# Finding unit speed reparametrisations of regular curves

• April 6th 2010, 07:58 AM
millwallcrazy
Finding unit speed reparametrisations of regular curves
How can i find unit speed reparametrisations of these regular curves?

1) y(t) = (cos^2(t),sin^2(t)) -infinity < t < infinity (cos squared t, sine squared t)

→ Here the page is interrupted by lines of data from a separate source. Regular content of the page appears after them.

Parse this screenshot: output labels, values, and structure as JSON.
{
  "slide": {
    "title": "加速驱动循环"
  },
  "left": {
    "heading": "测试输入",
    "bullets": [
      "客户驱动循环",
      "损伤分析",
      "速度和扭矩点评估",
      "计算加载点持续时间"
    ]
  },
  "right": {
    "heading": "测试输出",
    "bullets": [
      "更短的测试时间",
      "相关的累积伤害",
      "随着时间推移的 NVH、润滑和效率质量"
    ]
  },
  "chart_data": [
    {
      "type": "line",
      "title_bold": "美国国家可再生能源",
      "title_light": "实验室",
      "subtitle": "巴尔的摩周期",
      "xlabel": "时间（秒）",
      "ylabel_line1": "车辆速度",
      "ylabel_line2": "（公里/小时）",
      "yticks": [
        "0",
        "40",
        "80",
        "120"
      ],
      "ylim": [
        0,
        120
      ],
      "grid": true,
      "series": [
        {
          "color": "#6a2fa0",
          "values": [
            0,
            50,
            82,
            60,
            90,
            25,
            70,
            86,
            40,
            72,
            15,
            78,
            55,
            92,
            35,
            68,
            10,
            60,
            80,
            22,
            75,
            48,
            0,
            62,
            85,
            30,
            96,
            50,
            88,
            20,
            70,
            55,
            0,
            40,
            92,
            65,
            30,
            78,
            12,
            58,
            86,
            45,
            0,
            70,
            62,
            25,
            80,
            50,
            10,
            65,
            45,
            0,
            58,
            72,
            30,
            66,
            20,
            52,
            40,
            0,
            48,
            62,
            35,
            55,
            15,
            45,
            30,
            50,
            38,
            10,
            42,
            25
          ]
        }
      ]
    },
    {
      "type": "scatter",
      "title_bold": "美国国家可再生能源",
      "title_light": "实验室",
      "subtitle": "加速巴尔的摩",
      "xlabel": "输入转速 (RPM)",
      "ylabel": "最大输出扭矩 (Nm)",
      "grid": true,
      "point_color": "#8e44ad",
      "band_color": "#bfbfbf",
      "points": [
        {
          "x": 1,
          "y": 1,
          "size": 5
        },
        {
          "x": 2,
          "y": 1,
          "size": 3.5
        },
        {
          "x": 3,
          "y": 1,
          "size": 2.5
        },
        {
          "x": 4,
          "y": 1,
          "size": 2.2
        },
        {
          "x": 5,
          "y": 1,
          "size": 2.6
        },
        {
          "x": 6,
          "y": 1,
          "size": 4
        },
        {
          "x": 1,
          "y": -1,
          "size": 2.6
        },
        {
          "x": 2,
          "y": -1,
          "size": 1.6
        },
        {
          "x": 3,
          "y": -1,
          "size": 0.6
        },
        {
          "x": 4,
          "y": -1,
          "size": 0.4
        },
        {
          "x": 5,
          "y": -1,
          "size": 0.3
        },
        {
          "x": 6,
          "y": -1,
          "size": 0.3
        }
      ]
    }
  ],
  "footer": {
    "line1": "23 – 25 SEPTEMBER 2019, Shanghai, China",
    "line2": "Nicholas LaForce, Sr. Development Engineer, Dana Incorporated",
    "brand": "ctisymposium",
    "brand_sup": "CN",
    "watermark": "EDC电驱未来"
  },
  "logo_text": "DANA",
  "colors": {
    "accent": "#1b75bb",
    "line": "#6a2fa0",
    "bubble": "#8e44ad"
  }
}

2) y(t) = (t, cosh(t) -infinity < t < infinity

thanks
• April 6th 2010, 01:10 PM
Opalg
Quote:

Originally Posted by millwallcrazy
How can i find unit speed reparametrisations of these regular curves?

1) y(t) = (cos^2(t),sin^2(t)) -infinity < t < infinity (cos squared t, sine squared t)

2) y(t) = (t, cosh(t) -infinity < t < infinity

I'll show how to do 2). Then you try 1). (Though why someone from Leeds should want to help a Millwall fan I can't imagine. (Punch) )

In 2), the coordinates are x=t, y=cosh(t). The arc length is given by $u(s) = \int_0^s\sqrt{\bigl(\tfrac{dx}{dt}\bigr)^2 + \bigl(\tfrac{dy}{dt}\bigr)^2}\,dt = \int_0^s\sqrt{1+\sinh^2t}\,dt = \sinh s$. The inverse function is given by $s = \sinh^{-1}u$ , and the unit speed parametrisation (with parameter u) is given by

$\bigl(x(s(u)),y(s(u))\bigr) = \bigl(\sinh^{-1}u,\cosh(\sinh^{-1}u\bigr) = \bigl(\sinh^{-1}u,\sqrt{1+u^2}\bigr)$.